Die zweite Möglichkeit ist, direkt als Topothekar am Aufbau der Bilddatenbank mitzuwirken. Unter Mitarbeit der Bevölkerung kann das lokalgeschichtlich wertvolle Material und Wissen, das sich in privaten Händen befindet, gesichert, erschlossen und online sichtbar gemacht werden. Nach Vereinbarung am Mittwoch ab 13.00 Uhr treffen sich die Topothekare im Stadtarchiv, wo gemeinsam neues Bildmaterial eingepflegt wird, und bei schwierigen Ansichten gemeinsam über den exakten Ort der Bildentstehung und über Bilddetails und Datierung diskutiert wird. Hier können auch die Hilfsmittel des Stadtarchivs wie z. B. alte Adressbücher und Stadtpläne genutzt werden. Für stadtgeschichtlich Interessierte ist das gewiss eine spannende Tätigkeit und bietet die Möglichkeit, Gleichgesinnte kennen zu lernen.
Mit dem Topothek-Programm vertraute Topothekare können von ihrem Heimcomputer aus Bilder hochladen und Daten eingeben. Die Freischaltung erfolgt allerdings über das Kollektiv.
Eine weitere Tätigkeit der Topothekare ist es, Personen im Umkreis anzusprechen, ob diese Bildmaterial besitzen und bereit wären ein solches zur Verfügung zu stellen.

Der Topothek gehören bereits über 60 niederösterreichische Gemeinden an und wird von immer mehr Institutionen im In- und Ausland anerkannt.

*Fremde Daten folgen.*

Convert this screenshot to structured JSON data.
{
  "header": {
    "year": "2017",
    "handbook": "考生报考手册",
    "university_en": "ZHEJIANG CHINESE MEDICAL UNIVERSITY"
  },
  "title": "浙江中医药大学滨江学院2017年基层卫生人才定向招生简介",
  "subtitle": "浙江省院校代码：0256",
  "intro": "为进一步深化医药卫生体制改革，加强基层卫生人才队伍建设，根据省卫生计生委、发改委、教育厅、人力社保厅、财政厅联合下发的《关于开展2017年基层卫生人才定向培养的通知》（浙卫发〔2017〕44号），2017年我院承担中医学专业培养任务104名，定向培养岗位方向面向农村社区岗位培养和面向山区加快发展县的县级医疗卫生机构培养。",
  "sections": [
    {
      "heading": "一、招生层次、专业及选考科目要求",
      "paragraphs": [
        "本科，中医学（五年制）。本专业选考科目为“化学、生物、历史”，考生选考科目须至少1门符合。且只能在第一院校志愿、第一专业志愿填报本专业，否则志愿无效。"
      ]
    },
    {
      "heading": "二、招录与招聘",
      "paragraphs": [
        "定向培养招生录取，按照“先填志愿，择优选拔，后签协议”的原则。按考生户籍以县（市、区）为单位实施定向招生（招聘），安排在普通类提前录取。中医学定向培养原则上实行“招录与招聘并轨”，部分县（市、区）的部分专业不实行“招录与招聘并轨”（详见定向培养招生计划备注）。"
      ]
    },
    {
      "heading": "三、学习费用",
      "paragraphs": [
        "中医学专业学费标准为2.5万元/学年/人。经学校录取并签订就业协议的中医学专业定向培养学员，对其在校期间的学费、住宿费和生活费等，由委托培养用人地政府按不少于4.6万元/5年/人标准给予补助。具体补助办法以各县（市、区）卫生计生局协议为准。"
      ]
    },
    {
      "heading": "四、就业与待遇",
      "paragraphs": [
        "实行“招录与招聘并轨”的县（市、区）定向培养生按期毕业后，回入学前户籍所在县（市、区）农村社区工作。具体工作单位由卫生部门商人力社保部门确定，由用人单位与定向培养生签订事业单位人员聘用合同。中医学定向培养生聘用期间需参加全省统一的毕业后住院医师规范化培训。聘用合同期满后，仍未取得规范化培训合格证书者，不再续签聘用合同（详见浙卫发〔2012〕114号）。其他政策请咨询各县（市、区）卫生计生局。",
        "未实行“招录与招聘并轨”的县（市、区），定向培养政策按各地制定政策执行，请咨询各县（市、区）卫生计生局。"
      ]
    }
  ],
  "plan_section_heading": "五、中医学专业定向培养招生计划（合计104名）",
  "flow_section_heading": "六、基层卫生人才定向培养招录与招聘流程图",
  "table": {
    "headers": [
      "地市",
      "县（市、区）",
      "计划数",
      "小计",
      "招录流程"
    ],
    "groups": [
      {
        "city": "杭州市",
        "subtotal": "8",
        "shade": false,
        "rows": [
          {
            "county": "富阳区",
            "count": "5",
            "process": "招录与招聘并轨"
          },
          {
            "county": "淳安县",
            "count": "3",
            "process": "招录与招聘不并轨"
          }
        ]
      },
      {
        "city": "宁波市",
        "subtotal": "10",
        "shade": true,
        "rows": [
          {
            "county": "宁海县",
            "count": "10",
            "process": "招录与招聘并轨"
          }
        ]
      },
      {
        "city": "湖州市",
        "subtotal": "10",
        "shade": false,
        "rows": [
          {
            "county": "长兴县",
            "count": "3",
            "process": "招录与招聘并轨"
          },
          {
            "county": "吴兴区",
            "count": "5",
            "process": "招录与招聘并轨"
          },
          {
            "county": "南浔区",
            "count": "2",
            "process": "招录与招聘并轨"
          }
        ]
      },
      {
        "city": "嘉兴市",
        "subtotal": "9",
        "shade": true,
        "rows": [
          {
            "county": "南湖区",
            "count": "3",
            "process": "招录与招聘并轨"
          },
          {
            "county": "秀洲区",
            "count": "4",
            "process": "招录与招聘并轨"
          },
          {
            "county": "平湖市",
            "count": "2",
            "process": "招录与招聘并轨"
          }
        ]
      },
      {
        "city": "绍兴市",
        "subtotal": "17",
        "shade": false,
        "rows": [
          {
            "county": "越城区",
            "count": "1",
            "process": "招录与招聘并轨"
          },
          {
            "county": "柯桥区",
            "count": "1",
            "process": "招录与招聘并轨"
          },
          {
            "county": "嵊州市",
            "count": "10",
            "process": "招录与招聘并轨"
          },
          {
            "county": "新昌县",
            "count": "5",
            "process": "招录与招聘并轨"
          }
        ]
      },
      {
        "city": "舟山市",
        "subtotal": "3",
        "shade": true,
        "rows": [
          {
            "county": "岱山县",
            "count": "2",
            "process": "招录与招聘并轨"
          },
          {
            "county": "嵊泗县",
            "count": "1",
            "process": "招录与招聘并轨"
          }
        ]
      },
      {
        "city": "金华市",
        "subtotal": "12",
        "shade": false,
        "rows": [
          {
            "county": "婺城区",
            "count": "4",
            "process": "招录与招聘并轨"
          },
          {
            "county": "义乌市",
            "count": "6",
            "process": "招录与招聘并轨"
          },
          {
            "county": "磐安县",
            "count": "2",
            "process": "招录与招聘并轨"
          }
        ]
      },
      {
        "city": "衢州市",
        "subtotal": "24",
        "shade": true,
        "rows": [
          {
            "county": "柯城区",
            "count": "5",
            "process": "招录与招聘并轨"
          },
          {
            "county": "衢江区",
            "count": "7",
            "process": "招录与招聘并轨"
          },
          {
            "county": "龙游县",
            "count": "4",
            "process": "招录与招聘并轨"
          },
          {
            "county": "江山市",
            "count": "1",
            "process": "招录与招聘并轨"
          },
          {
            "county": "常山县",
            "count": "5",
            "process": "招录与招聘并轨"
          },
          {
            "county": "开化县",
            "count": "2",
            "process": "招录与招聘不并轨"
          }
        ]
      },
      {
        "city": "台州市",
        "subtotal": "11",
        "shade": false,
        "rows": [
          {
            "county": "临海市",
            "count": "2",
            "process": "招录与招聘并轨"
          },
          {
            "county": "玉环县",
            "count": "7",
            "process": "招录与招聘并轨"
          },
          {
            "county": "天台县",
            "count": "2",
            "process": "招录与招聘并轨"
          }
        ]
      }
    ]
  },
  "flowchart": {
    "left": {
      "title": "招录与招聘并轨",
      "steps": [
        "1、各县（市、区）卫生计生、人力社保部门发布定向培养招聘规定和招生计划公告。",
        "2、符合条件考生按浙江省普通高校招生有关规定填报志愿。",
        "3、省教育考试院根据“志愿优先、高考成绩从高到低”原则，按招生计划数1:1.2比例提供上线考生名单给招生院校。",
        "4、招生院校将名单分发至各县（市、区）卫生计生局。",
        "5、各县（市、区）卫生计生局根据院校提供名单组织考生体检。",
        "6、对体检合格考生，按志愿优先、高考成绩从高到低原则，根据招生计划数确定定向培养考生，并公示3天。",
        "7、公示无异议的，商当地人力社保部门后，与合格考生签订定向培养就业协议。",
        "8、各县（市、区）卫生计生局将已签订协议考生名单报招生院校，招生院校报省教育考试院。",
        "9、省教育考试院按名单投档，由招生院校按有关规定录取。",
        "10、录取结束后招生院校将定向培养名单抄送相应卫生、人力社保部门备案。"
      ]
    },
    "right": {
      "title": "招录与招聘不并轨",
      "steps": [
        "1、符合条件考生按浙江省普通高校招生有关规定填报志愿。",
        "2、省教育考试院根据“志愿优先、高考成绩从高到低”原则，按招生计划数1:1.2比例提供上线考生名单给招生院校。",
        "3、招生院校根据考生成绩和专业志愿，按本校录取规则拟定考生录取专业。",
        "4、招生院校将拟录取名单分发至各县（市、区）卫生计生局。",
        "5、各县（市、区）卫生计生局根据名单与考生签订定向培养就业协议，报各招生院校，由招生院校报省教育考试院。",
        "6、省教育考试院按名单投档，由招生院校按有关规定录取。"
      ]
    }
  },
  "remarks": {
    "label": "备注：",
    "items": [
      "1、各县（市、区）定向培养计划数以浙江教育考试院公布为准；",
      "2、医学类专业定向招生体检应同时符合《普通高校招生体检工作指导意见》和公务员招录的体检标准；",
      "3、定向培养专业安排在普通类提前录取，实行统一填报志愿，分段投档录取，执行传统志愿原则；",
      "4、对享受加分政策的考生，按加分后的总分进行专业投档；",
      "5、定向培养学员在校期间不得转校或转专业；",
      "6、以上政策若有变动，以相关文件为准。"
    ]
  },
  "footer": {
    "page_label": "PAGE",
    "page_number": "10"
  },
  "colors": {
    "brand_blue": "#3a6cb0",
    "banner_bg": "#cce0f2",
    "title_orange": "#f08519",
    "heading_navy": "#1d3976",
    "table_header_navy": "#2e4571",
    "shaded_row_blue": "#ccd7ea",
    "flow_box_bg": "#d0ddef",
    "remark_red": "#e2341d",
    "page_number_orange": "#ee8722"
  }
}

Im Landesarchiv finden zum gegenseitigen Kennenlernen regelmäßig Treffen der Topothekare statt. Gleichzeitig dienen diese Treffen der Weiterbildung, um die Möglichkeiten der Topothek noch besser zu nutzen.

Aufruf zur Überlassung von Bildern

Wenn auch Sie Fotos, Ansichtskarten, Videos, Schriftdokumente besitzen, welche die Veränderung der Stadt, eines Straßenzuges oder eines Gebäudes zeigen, ermöglichen Sie uns bitte, einen Scan oder ein Repro anzufertigen und stellen Sie ihre Schätze für dieses Projekt zur Verfügung! Die Originale werden selbstverständlich retourniert.
Ganz besonders freuen würden wir uns über jegliches Foto- und Dokumentenmaterial sowie über Objekte betreffend die historische Mobilität (Wiener Neustädter Lokomotivfabrik, Österreichische Daimler Motorenwerke, Flugzeugerzeugung, Flugfelder und Flugbetrieb, Bahn, Wiener Neustädter Kanal, Fahrrad und Radfahrvereinigungen, Kfz-Gewerbe, etc.). Helfen Sie uns, diese Raritäten zu bergen, zu sichern und zugänglich zu machen!